Schließlich und endlich sind wir sensibler, was nichtverbale Signale anbelangt - eine Eigenschaft, die sowohl Geschenk als auch Belastung für die Unterdrückten ist. Sklaven wurden für besonders sensibel gegenüber anderen Menschen gehalten, und bei Schwarzen wurde größere nichtverbale Sensibilität festgestellt als bei Weißen. In der Interaktion zwischen Frauen und Männern können viele nichtverbale Akte entweder als Dominanzsignale, die von Männern ausgehen, gesehen werden, oder als Unterwerfungssignale, mit denen Frauen darauf antworten.

Obendrein kommt der nichtverbalen Kommunikation für die Ausübung von Macht eine einzigartige Position zu. Sie steht an der Trennungslinie zwischen offenem und verdecktem Ausdruck sowohl der Dominanz als auch der Unterwerfung. Betrachten wir jetzt den Faktor Macht.

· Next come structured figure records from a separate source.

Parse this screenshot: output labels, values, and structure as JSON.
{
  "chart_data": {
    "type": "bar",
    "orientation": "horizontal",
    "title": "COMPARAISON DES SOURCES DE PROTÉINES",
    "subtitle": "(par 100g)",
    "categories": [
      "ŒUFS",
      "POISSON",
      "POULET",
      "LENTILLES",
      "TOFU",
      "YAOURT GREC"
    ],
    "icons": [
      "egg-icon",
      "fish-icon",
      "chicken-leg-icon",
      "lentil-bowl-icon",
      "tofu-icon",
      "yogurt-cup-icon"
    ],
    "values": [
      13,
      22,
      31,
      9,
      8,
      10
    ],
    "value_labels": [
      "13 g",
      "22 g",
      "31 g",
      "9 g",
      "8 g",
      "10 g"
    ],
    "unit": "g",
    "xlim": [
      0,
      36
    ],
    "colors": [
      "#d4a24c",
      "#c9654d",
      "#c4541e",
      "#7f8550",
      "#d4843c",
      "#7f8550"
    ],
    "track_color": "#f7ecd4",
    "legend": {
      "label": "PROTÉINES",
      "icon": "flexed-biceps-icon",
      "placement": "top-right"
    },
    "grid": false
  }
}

Macht kann definiert werden als Fähigkeit, andere zu beeinflußen, die bestimmt wird durch die Kontrolle von Gütern. Diese Güter müssen gegen diejenigen, die sie nicht haben, verteidigt werden, um die Fortdauer der Macht sicherzustellen. Obwohl die Grundlage der Macht letztlich physische Gewalt ist, wird die soziale Kontrolle im allgemeinen nur mit der geringsten Andeutung von Kraft und durch ein kompliziertes System von unterstützenden Institutionen, Sitten und Gewohnheiten aufrechterhalten.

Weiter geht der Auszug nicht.